The picture was almost duplicated on the “Big Island” of Hawaii. Following a brief crusade led by the Rev. Joe Blinco. Graham preached to nearly 2,700 persons with 353 making decisions for Christ. Here the first-time decisions ran to 72 per cent.

The island of Kauai told a scaled-down version of the same story. Here Graham followed another of his associates, Dr. Akbar Haqq.

During the second week, Graham and Haqq went back to Honolulu for an appearance at the University of Hawaii to close a student-sponsored series of lectures on “Religion and Modern Man.” Top religionists representing Islam, Buddhism, and Judaism had preceded the Graham team.

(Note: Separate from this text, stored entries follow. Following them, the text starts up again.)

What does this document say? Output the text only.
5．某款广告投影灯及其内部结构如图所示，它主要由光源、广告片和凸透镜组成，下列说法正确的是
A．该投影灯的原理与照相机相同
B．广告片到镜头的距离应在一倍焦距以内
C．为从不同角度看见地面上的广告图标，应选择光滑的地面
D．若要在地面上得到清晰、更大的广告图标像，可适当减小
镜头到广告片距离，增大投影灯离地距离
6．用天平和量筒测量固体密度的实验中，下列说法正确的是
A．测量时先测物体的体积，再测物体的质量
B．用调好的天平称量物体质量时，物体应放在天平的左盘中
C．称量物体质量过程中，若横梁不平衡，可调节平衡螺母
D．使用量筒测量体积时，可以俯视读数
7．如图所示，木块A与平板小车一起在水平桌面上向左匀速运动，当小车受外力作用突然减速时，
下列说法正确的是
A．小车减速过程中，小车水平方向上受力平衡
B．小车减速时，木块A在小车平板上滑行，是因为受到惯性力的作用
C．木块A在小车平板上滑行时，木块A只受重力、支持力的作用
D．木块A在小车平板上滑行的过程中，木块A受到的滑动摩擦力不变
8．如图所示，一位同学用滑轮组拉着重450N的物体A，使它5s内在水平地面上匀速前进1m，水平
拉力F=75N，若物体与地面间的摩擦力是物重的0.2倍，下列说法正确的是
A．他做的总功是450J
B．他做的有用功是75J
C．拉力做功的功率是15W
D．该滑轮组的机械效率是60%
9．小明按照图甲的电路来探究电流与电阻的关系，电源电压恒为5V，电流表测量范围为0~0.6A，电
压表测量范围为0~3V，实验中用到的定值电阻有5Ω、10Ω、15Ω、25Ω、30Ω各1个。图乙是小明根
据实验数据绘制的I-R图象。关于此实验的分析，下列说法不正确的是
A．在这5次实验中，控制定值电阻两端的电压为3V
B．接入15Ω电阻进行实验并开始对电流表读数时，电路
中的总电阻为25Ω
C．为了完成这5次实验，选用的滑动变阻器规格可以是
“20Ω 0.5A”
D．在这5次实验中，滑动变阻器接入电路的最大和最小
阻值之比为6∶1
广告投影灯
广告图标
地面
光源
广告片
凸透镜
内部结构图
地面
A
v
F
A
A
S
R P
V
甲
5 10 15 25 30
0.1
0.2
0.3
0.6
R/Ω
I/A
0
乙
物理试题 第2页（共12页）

Newspapers reported that attendance at the earlier lectures had ranged from six to eight hundred, but 5,000 students jammed an amphitheater to hear Graham. He gave them a gospel sermon pitched on the intellectual level. A question-and-answer session held after the lecture was packed out. It was from a professor in the university’s department of religion that Graham had received the strongest criticism of his crusade and his theology (see CHRISTIANITY TODAY, March 12, 1965).

Four of the Honolulu meetings were video-taped and will be shown on more than 250 television stations across the North American mainland early in June.

During the final days of the crusade. Graham was taken ill and failed to respond to treatment. He was admitted to a hospital in Honolulu on March 10 suffering from what was described as “an acute bronchial infection.”